TRUST is a Vision Transformer (ViT)-based image classification model designed for automated content moderation and media safety applications. Unlike traditional binary classifiers, TRUST provides probability distributions across multiple content categories, enabling flexible moderation workflows and threshold-based decision making.
The model is trained to classify images into five moderation categories and is suitable for content filtering, review systems, and safety-focused applications.
Modern content moderation systems often require more nuanced decisions than simple safe/unsafe classification.

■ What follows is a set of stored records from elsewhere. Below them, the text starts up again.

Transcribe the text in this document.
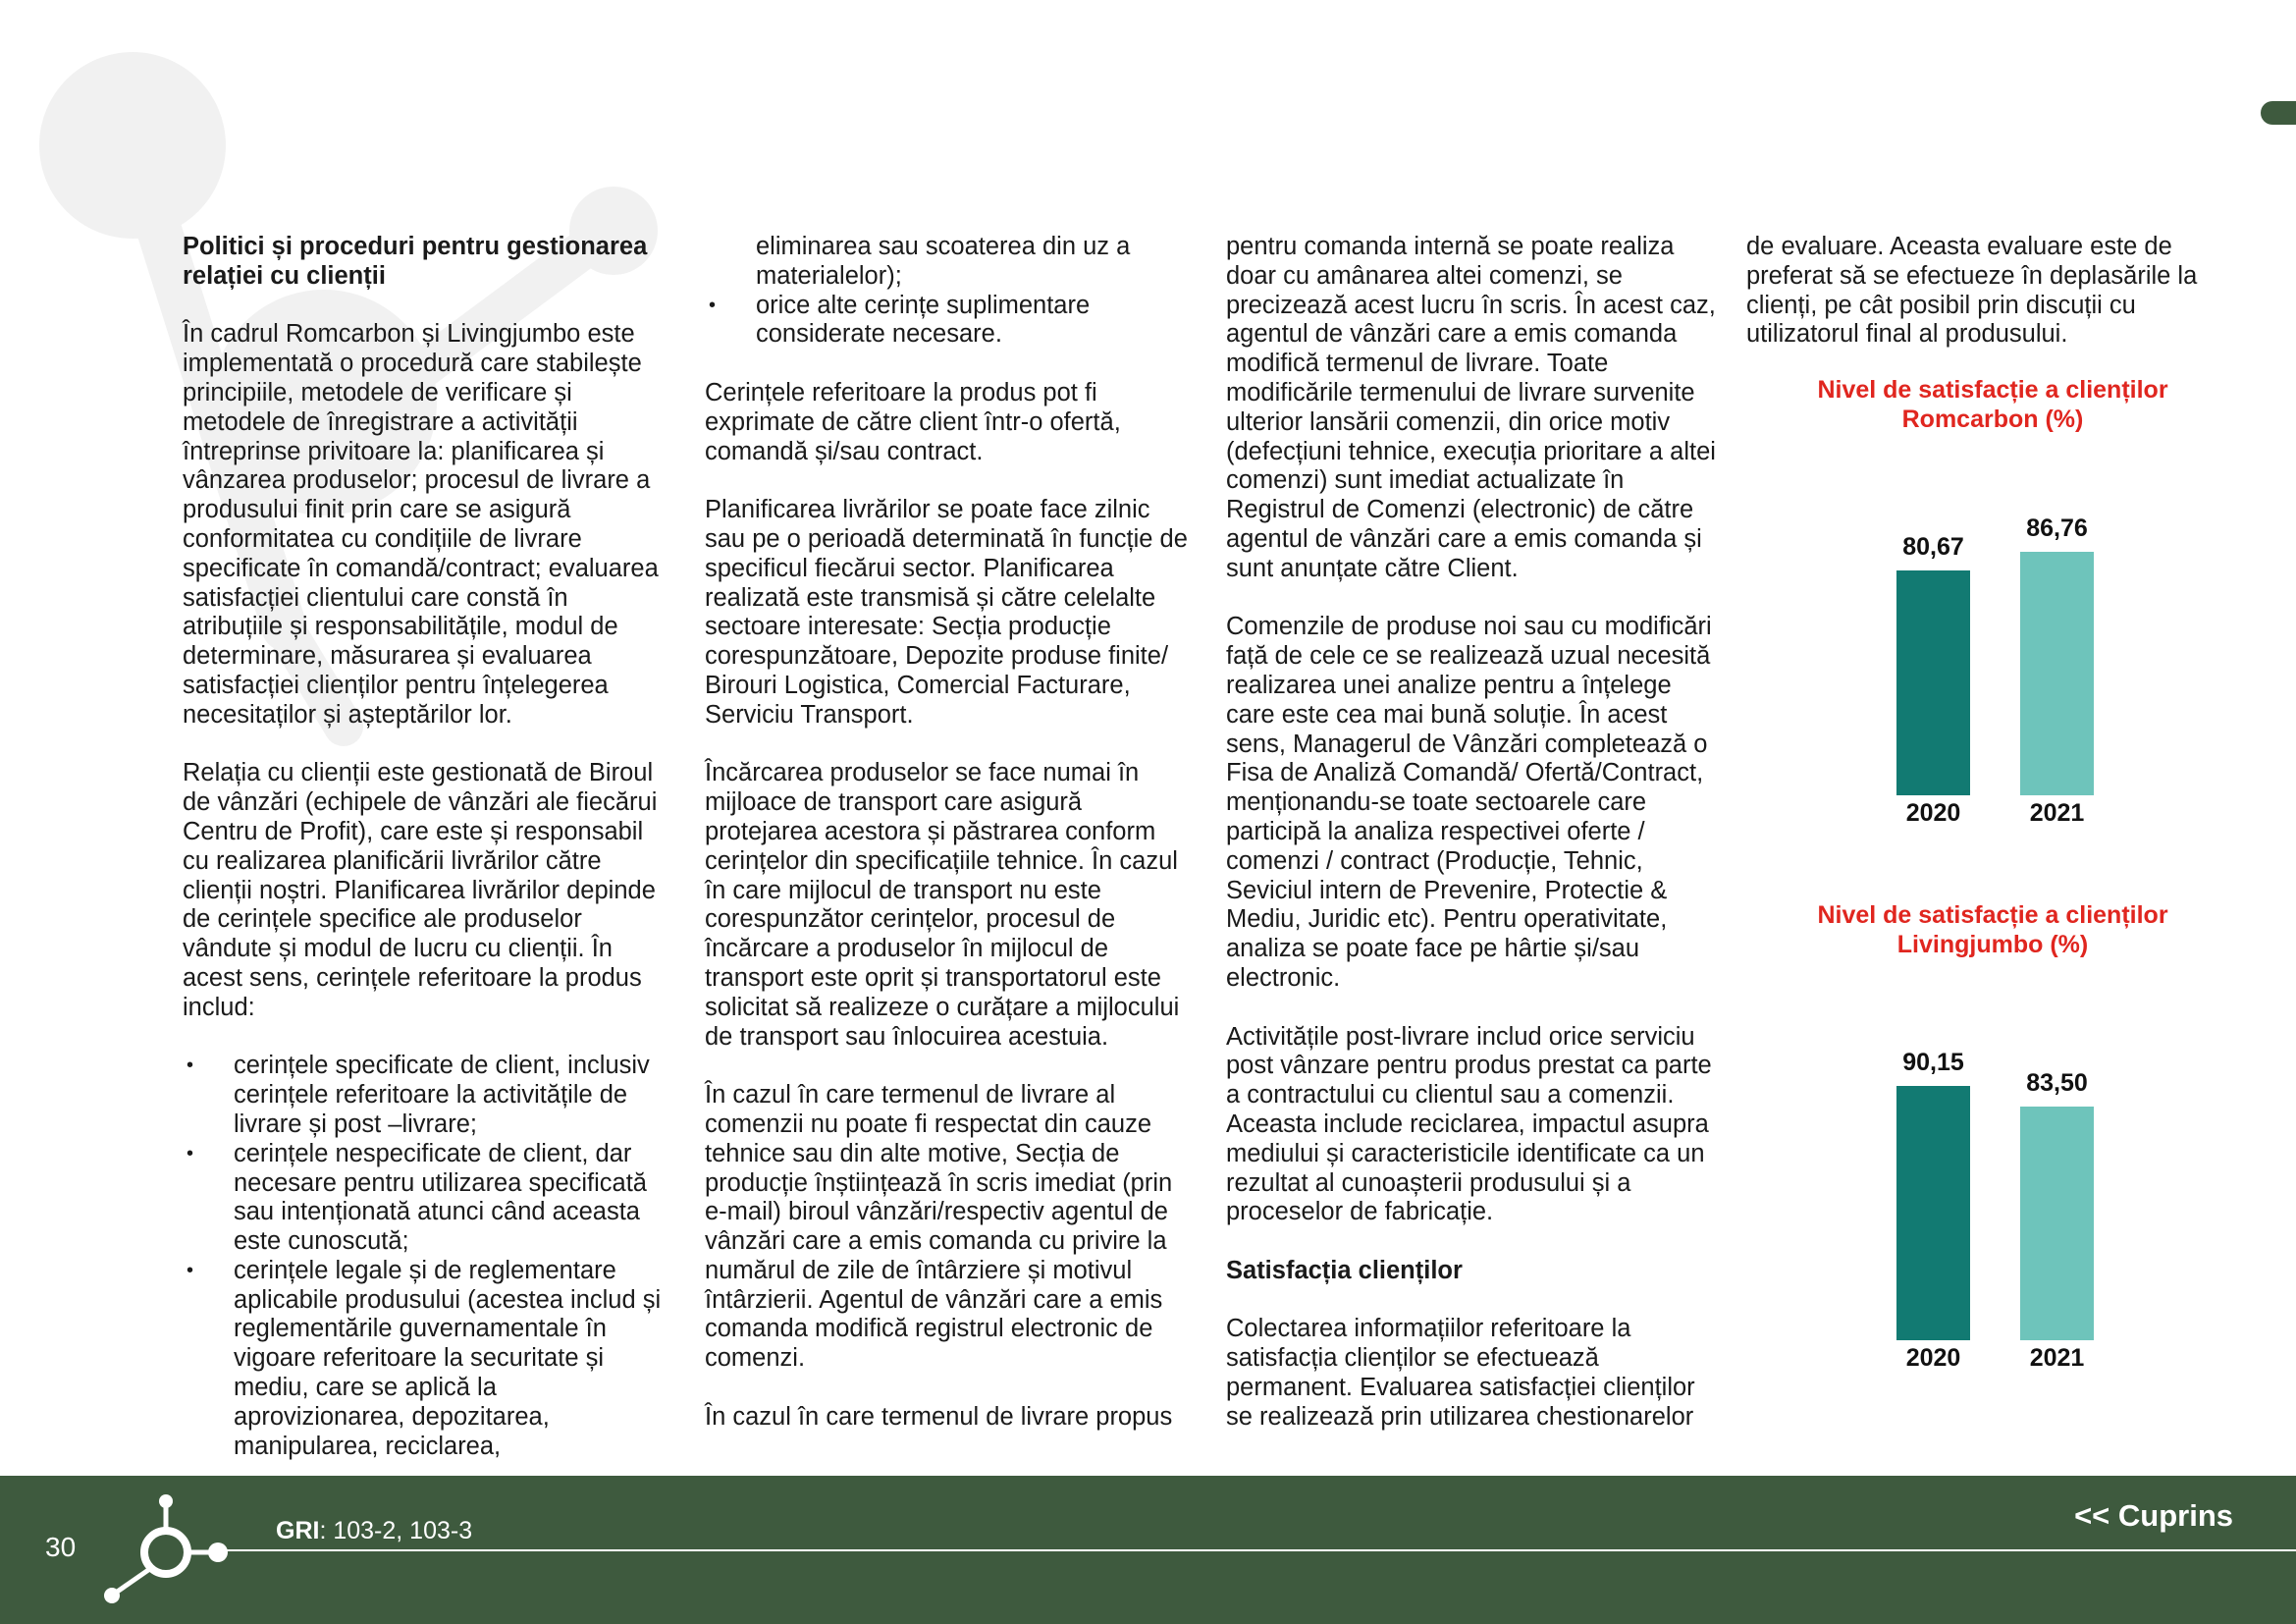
Politici și proceduri pentru gestionarea relației cu clienții

În cadrul Romcarbon și Livingjumbo este implementată o procedură care stabilește principiile, metodele de verificare și metodele de înregistrare a activității întreprinse privitoare la: planificarea și vânzarea produselor; procesul de livrare a produsului finit prin care se asigură conformitatea cu condițiile de livrare specificate în comandă/contract; evaluarea satisfacției clientului care constă în atribuțiile și responsabilitățile, modul de determinare, măsurarea și evaluarea satisfacției clienților pentru înțelegerea necesitaților și așteptărilor lor.

Relația cu clienții este gestionată de Biroul de vânzări (echipele de vânzări ale fiecărui Centru de Profit), care este și responsabil cu realizarea planificării livrărilor către clienții noștri. Planificarea livrărilor depinde de cerințele specifice ale produselor vândute și modul de lucru cu clienții. În acest sens, cerințele referitoare la produs includ:

• cerințele specificate de client, inclusiv cerințele referitoare la activitățile de livrare și post –livrare;
• cerințele nespecificate de client, dar necesare pentru utilizarea specificată sau intenționată atunci când aceasta este cunoscută;
• cerințele legale și de reglementare aplicabile produsului (acestea includ și reglementările guvernamentale în vigoare referitoare la securitate și mediu, care se aplică la aprovizionarea, depozitarea, manipularea, reciclarea,
eliminarea sau scoaterea din uz a materialelor);
• orice alte cerințe suplimentare considerate necesare.

Cerințele referitoare la produs pot fi exprimate de către client într-o ofertă, comandă și/sau contract.

Planificarea livrărilor se poate face zilnic sau pe o perioadă determinată în funcție de specificul fiecărui sector. Planificarea realizată este transmisă și către celelalte sectoare interesate: Secția producție corespunzătoare, Depozite produse finite/ Birouri Logistica, Comercial Facturare, Serviciu Transport.

Încărcarea produselor se face numai în mijloace de transport care asigură protejarea acestora și păstrarea conform cerințelor din specificațiile tehnice. În cazul în care mijlocul de transport nu este corespunzător cerințelor, procesul de încărcare a produselor în mijlocul de transport este oprit și transportatorul este solicitat să realizeze o curățare a mijlocului de transport sau înlocuirea acestuia.

În cazul în care termenul de livrare al comenzii nu poate fi respectat din cauze tehnice sau din alte motive, Secția de producție înștiințează în scris imediat (prin e-mail) biroul vânzări/respectiv agentul de vânzări care a emis comanda cu privire la numărul de zile de întârziere și motivul întârzierii. Agentul de vânzări care a emis comanda modifică registrul electronic de comenzi.

În cazul în care termenul de livrare propus

pentru comanda internă se poate realiza doar cu amânarea altei comenzi, se precizează acest lucru în scris. În acest caz, agentul de vânzări care a emis comanda modifică termenul de livrare. Toate modificările termenului de livrare survenite ulterior lansării comenzii, din orice motiv (defecțiuni tehnice, execuția prioritare a altei comenzi) sunt imediat actualizate în Registrul de Comenzi (electronic) de către agentul de vânzări care a emis comanda și sunt anunțate către Client.

Comenzile de produse noi sau cu modificări față de cele ce se realizează uzual necesită realizarea unei analize pentru a înțelege care este cea mai bună soluție. În acest sens, Managerul de Vânzări completează o Fisa de Analiză Comandă/ Ofertă/Contract, menționandu-se toate sectoarele care participă la analiza respectivei oferte / comenzi / contract (Producție, Tehnic, Seviciul intern de Prevenire, Protectie & Mediu, Juridic etc). Pentru operativitate, analiza se poate face pe hârtie și/sau electronic.

Activitățile post-livrare includ orice serviciu post vânzare pentru produs prestat ca parte a contractului cu clientul sau a comenzii. Aceasta include reciclarea, impactul asupra mediului și caracteristicile identificate ca un rezultat al cunoașterii produsului și a proceselor de fabricație.

Satisfacția clienților

Colectarea informațiilor referitoare la satisfacția clienților se efectuează permanent. Evaluarea satisfacției clienților se realizează prin utilizarea chestionarelor

de evaluare. Aceasta evaluare este de preferat să se efectueze în deplasările la clienți, pe cât posibil prin discuții cu utilizatorul final al produsului.

Nivel de satisfacție a clienților Romcarbon (%)
80,67
2020
86,76
2021
Nivel de satisfacție a clienților Livingjumbo (%)
90,15
2020
83,50
2021
30
GRI: 103-2, 103-3	<< Cuprins
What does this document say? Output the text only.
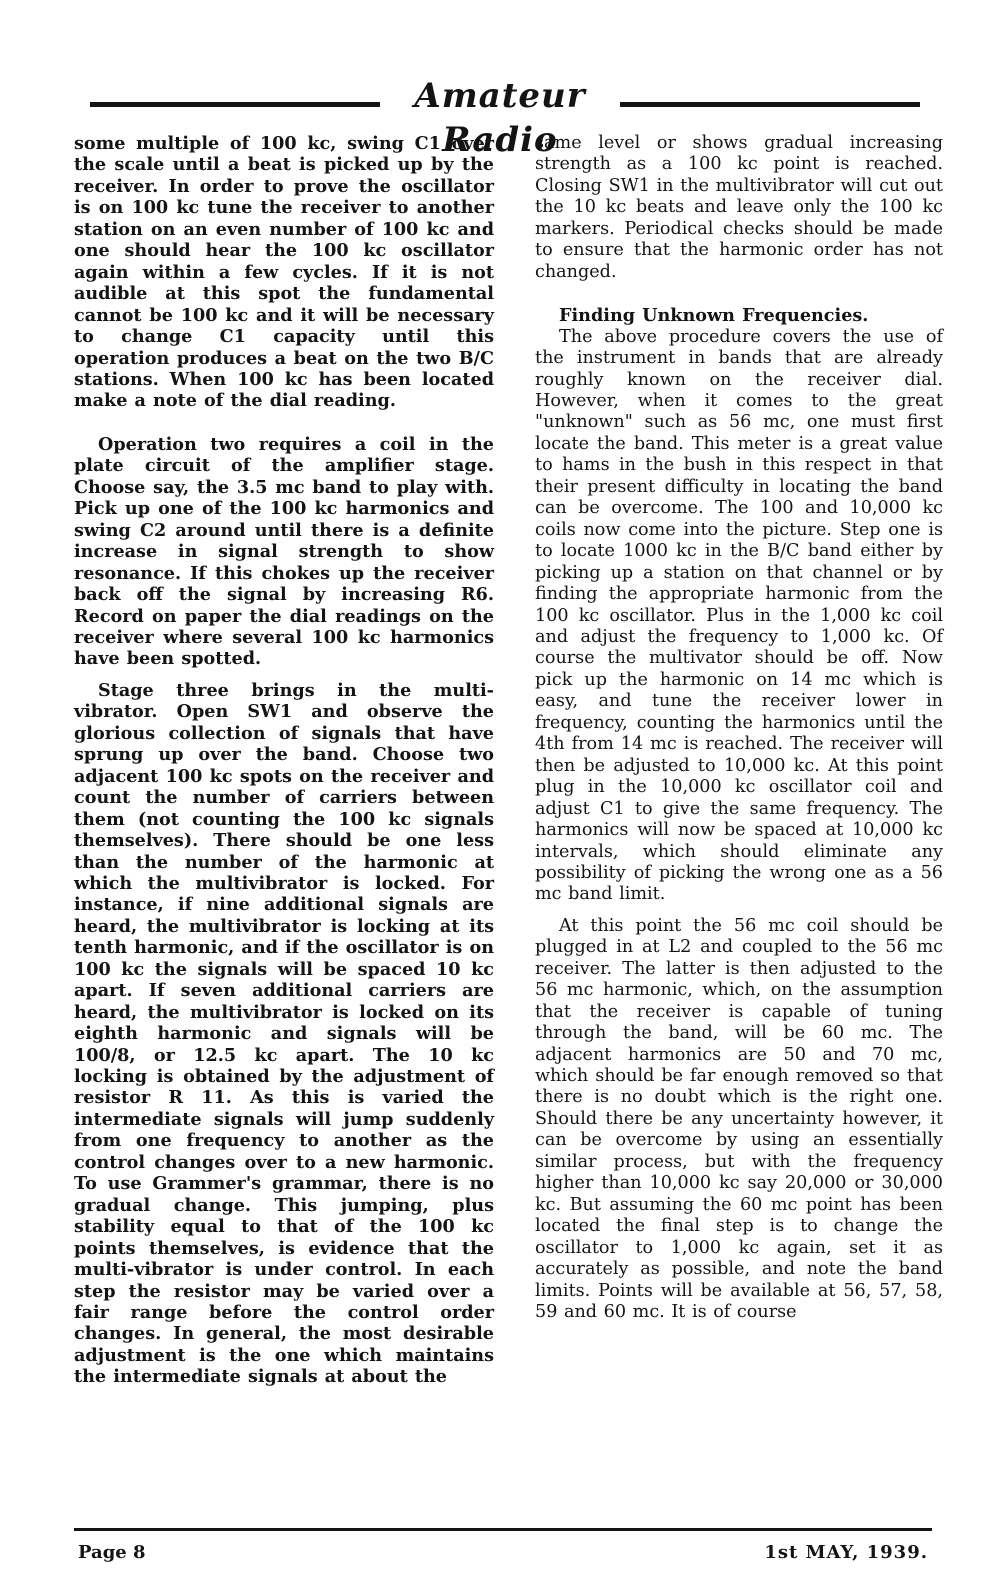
Amateur Radio

some multiple of 100 kc, swing C1 over the scale until a beat is picked up by the receiver. In order to prove the oscillator is on 100 kc tune the receiver to another station on an even number of 100 kc and one should hear the 100 kc oscillator again within a few cycles. If it is not audible at this spot the fundamental cannot be 100 kc and it will be necessary to change C1 capacity until this operation produces a beat on the two B/C stations. When 100 kc has been located make a note of the dial reading.

Operation two requires a coil in the plate circuit of the amplifier stage. Choose say, the 3.5 mc band to play with. Pick up one of the 100 kc harmonics and swing C2 around until there is a definite increase in signal strength to show resonance. If this chokes up the receiver back off the signal by increasing R6. Record on paper the dial readings on the receiver where several 100 kc harmonics have been spotted.

Stage three brings in the multi-vibrator. Open SW1 and observe the glorious collection of signals that have sprung up over the band. Choose two adjacent 100 kc spots on the receiver and count the number of carriers between them (not counting the 100 kc signals themselves). There should be one less than the number of the harmonic at which the multivibrator is locked. For instance, if nine additional signals are heard, the multivibrator is locking at its tenth harmonic, and if the oscillator is on 100 kc the signals will be spaced 10 kc apart. If seven additional carriers are heard, the multivibrator is locked on its eighth harmonic and signals will be 100/8, or 12.5 kc apart. The 10 kc locking is obtained by the adjustment of resistor R 11. As this is varied the intermediate signals will jump suddenly from one frequency to another as the control changes over to a new harmonic. To use Grammer's grammar, there is no gradual change. This jumping, plus stability equal to that of the 100 kc points themselves, is evidence that the multi-vibrator is under control. In each step the resistor may be varied over a fair range before the control order changes. In general, the most desirable adjustment is the one which maintains the intermediate signals at about the

same level or shows gradual increasing strength as a 100 kc point is reached. Closing SW1 in the multivibrator will cut out the 10 kc beats and leave only the 100 kc markers. Periodical checks should be made to ensure that the harmonic order has not changed.

Finding Unknown Frequencies.

The above procedure covers the use of the instrument in bands that are already roughly known on the receiver dial. However, when it comes to the great "unknown" such as 56 mc, one must first locate the band. This meter is a great value to hams in the bush in this respect in that their present difficulty in locating the band can be overcome. The 100 and 10,000 kc coils now come into the picture. Step one is to locate 1000 kc in the B/C band either by picking up a station on that channel or by finding the appropriate harmonic from the 100 kc oscillator. Plus in the 1,000 kc coil and adjust the frequency to 1,000 kc. Of course the multivator should be off. Now pick up the harmonic on 14 mc which is easy, and tune the receiver lower in frequency, counting the harmonics until the 4th from 14 mc is reached. The receiver will then be adjusted to 10,000 kc. At this point plug in the 10,000 kc oscillator coil and adjust C1 to give the same frequency. The harmonics will now be spaced at 10,000 kc intervals, which should eliminate any possibility of picking the wrong one as a 56 mc band limit.

At this point the 56 mc coil should be plugged in at L2 and coupled to the 56 mc receiver. The latter is then adjusted to the 56 mc harmonic, which, on the assumption that the receiver is capable of tuning through the band, will be 60 mc. The adjacent harmonics are 50 and 70 mc, which should be far enough removed so that there is no doubt which is the right one. Should there be any uncertainty however, it can be overcome by using an essentially similar process, but with the frequency higher than 10,000 kc say 20,000 or 30,000 kc. But assuming the 60 mc point has been located the final step is to change the oscillator to 1,000 kc again, set it as accurately as possible, and note the band limits. Points will be available at 56, 57, 58, 59 and 60 mc. It is of course

Page 8	1st MAY, 1939.
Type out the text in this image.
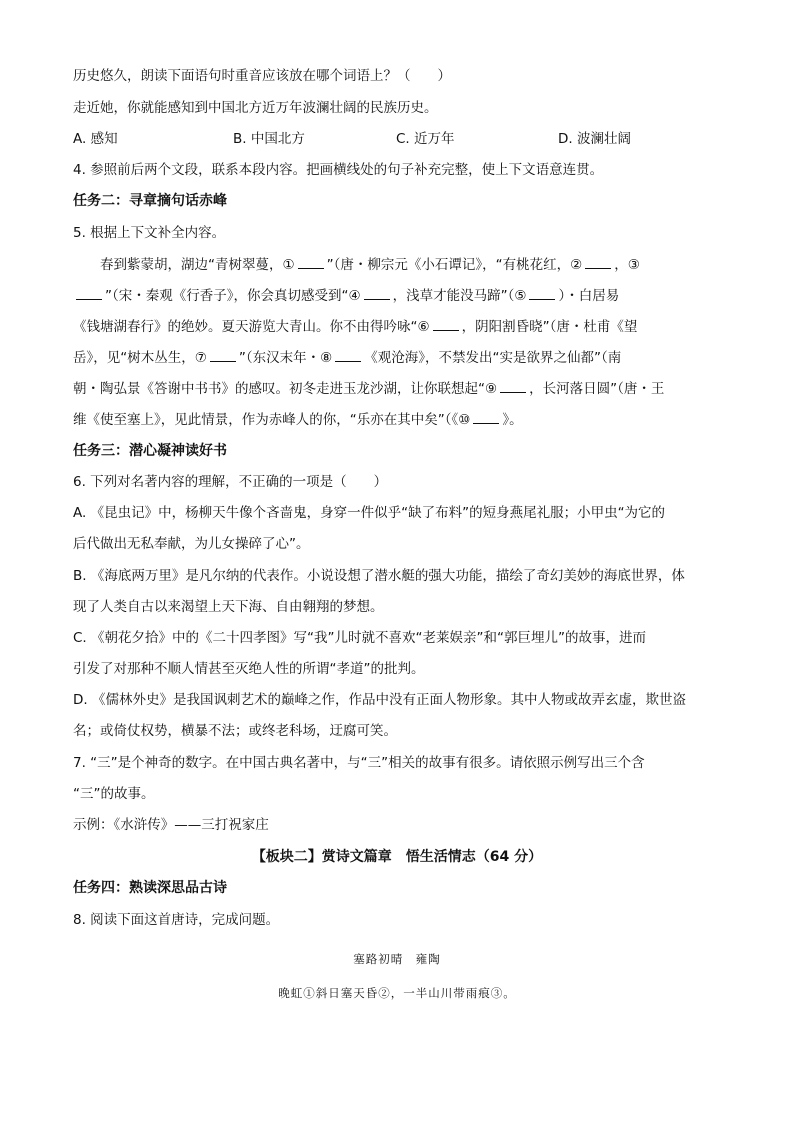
历史悠久，朗读下面语句时重音应该放在哪个词语上？（　　）
走近她，你就能感知到中国北方近万年波澜壮阔的民族历史。
A. 感知	B. 中国北方	C. 近万年	D. 波澜壮阔
4. 参照前后两个文段，联系本段内容。把画横线处的句子补充完整，使上下文语意连贯。
任务二：寻章摘句话赤峰
5. 根据上下文补全内容。
春到紫蒙胡，湖边“青树翠蔓，① ”（唐・柳宗元《小石谭记》，“有桃花红，② ，③
”（宋・秦观《行香子》，你会真切感受到“④ ，浅草才能没马蹄”（⑤ ）・白居易
《钱塘湖春行》的绝妙。夏天游览大青山。你不由得吟咏“⑥ ，阴阳割昏晓”（唐・杜甫《望
岳》，见“树木丛生，⑦ ”（东汉末年・⑧ 《观沧海》，不禁发出“实是欲界之仙都”（南
朝・陶弘景《答谢中书书》的感叹。初冬走进玉龙沙湖，让你联想起“⑨ ，长河落日圆”（唐・王
维《使至塞上》，见此情景，作为赤峰人的你，“乐亦在其中矣”（《⑩ 》。
任务三：潜心凝神读好书
6. 下列对名著内容的理解，不正确的一项是（　　）
A. 《昆虫记》中，杨柳天牛像个吝啬鬼，身穿一件似乎“缺了布料”的短身燕尾礼服；小甲虫“为它的
后代做出无私奉献，为儿女操碎了心”。
B. 《海底两万里》是凡尔纳的代表作。小说设想了潜水艇的强大功能，描绘了奇幻美妙的海底世界，体
现了人类自古以来渴望上天下海、自由翱翔的梦想。
C. 《朝花夕拾》中的《二十四孝图》写“我”儿时就不喜欢“老莱娱亲”和“郭巨埋儿”的故事，进而
引发了对那种不顺人情甚至灭绝人性的所谓“孝道”的批判。
D. 《儒林外史》是我国讽刺艺术的巅峰之作，作品中没有正面人物形象。其中人物或故弄玄虚，欺世盗
名；或倚仗权势，横暴不法；或终老科场，迂腐可笑。
7. “三”是个神奇的数字。在中国古典名著中，与“三”相关的故事有很多。请依照示例写出三个含
“三”的故事。
示例：《水浒传》——三打祝家庄
【板块二】赏诗文篇章　悟生活情志（64 分）
任务四：熟读深思品古诗
8. 阅读下面这首唐诗，完成问题。
塞路初晴　雍陶
晚虹①斜日塞天昏②，一半山川带雨痕③。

TRUST addresses this challenge by producing probability scores across multiple content categories, allowing developers to define custom moderation thresholds and workflows.
The model was trained on the deepghs/nsfw_detect dataset and generates probability distributions that can be used for automated filtering, content restriction, or manual review pipelines.
The classifier is built on the Vision Transformer (ViT) architecture, leveraging self-attention mechanisms to capture global image context and improve classification performance.
| Feature | Details |
|---|---|
| Base Model | google/vit-base-patch16-224-in21k |
| Input Resolution | 224 × 224 |
| Output Type | Softmax Probability Distribution |
| Categories | 5 |
| Framework | PyTorch, Hugging Face Transformers |
- Neutral — Safe-for-work everyday imagery
- Drawing — Non-explicit artwork, illustrations, comics, and anime
- Suggestive — Non-explicit suggestive content
- Explicit — Explicit real-world adult content
- Illustrated Explicit — Explicit illustrated or animated content
Metrics reported on the validation dataset.
| Metric | Score |
|---|---|
| Accuracy | 93.8% |
| Precision (Weighted) | 98.5% |
| F1 Score | 0.93 |
The model was optimized to reduce false negatives in explicit-content categories while maintaining strong overall classification performance.
The deployed model and inference API are available on Hugging Face Spaces:
👉 https://huggingface.co/spaces/Sagnikroy/TRUST_NSFW_Detection
- PyTorch
- Hugging Face Transformers
- Vision Transformer (ViT)
- FastAPI
- Hugging Face Spaces
- Multi-class content classification
- Vision Transformer-based architecture
- Probability-based moderation outputs
- Real-time inference API
- Cloud deployment through Hugging Face Spaces
- Configurable moderation thresholds